April 28, 2011
An injured Thai soldier on a stretcher is helped to board a helicopter to be transferred to a hospital following the clashes between Thailand and Cambodia in Surin province, northeastern Thailand, April 28, 2011
Officials say Thai and Cambodian forces have agreed to a cease-fire, raising hopes for an end to fighting that has raged for a week in a disputed border area near two ancient Hindu temples.
Cambodian officials said the cease-fire was negotiated Thursday during a meeting of field commanders after some of the fiercest fighting since the skirmishes began on April 22.
They said the sides had agreed to open a single border point to allow displaced villagers to return to their homes, and to meet regularly to avoid future misunderstandings.
Thai officials said earlier that one soldier was killed as fighting intensified and spread overnight, bringing the death toll in seven days of fighting to 15.
The cease-fire, which leaves the border dispute to be settled by a civilian commission, came amid renewed diplomatic moves.
Thai Foreign Minister Kasit Piromya, in Jakarta Thursday for an Association of Southeast Asian Nations cultural meeting, was expected to discuss the crisis with Indonesian Foreign Minister Marty Natalegawa. Natalegawa, as this year's chairman of ASEAN, has been seeking to mediate between the two countries.
The U.S. ambassador to Thailand, Kristie Anne Kenney, met earlier Thursday with Prime Minister Abhisit Vejjajiva. She called for both countries to return to the negotiating table, and suggested the dispute be handled through ASEAN mechanisms.
Proposed peace talks collapsed Wednesday when Thai Defense Minister Prawit Wongsuwon canceled a trip to the Cambodian capital, Phnom Penh.
Thai Prime Minister Abhisit Vejjajiva, speaking during a border visit Wednesday, said Thailand wants to hold talks, but that Cambodia must stop attacking before that can happen.

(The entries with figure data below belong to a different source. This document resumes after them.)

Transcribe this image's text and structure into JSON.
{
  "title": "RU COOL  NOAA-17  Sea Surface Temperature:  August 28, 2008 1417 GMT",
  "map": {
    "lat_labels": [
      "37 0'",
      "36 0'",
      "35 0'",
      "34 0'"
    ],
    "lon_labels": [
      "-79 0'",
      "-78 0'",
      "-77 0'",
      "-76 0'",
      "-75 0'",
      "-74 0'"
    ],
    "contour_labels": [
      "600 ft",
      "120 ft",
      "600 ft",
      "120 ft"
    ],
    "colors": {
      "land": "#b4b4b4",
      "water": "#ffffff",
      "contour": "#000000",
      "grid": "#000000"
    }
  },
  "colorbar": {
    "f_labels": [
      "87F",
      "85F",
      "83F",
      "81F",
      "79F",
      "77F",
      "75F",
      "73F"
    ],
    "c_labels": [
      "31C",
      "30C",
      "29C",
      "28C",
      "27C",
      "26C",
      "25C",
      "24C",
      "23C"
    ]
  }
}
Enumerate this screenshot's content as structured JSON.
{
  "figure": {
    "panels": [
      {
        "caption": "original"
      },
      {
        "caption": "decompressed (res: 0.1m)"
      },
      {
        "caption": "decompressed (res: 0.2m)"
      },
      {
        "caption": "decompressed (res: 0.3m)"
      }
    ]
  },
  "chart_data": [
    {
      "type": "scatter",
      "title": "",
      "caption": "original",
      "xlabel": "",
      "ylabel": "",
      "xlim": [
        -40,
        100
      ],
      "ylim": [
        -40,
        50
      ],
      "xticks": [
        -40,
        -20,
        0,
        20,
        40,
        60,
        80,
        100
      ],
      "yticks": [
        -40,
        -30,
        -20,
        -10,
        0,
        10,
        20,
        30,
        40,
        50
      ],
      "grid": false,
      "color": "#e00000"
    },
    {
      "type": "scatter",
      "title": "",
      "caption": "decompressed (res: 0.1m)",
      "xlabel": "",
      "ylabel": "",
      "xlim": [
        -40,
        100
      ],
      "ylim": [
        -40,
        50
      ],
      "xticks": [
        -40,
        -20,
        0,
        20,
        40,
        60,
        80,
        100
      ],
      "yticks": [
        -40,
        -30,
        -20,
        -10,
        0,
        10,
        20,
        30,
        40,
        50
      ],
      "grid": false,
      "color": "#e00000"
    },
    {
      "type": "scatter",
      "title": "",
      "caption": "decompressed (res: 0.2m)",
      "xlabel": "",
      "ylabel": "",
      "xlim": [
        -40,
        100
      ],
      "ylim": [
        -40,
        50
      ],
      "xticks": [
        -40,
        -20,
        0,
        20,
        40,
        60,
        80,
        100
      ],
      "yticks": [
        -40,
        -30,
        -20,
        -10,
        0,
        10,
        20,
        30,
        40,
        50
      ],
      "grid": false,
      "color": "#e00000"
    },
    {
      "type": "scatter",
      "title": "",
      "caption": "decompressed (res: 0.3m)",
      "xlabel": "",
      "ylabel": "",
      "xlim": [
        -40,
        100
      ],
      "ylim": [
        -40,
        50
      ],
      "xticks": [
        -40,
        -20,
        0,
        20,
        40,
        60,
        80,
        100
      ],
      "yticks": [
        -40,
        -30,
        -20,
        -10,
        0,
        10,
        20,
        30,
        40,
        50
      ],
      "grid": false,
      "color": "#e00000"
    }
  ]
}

In Phnom Penh, Cambodian Prime Minister Hun Sen appealed for a cease-fire, and said he is ready to hold peace talks with Mr. Abhisit at a regional security summit in Jakarta May 4 through May 6.
The poorly demarcated border between the two countries has long been a source of friction, but there is no obvious reason for the latest fighting.
Each side accuses the other of starting it, while analysts suggest that hardline nationalist groups and military elements in the two countries may have political motives.
Thailand is facing contentious national elections later this year, and some analysts say elements within the powerful Thai military may be attempting to exert influence ahead of the polls, which are expected by July.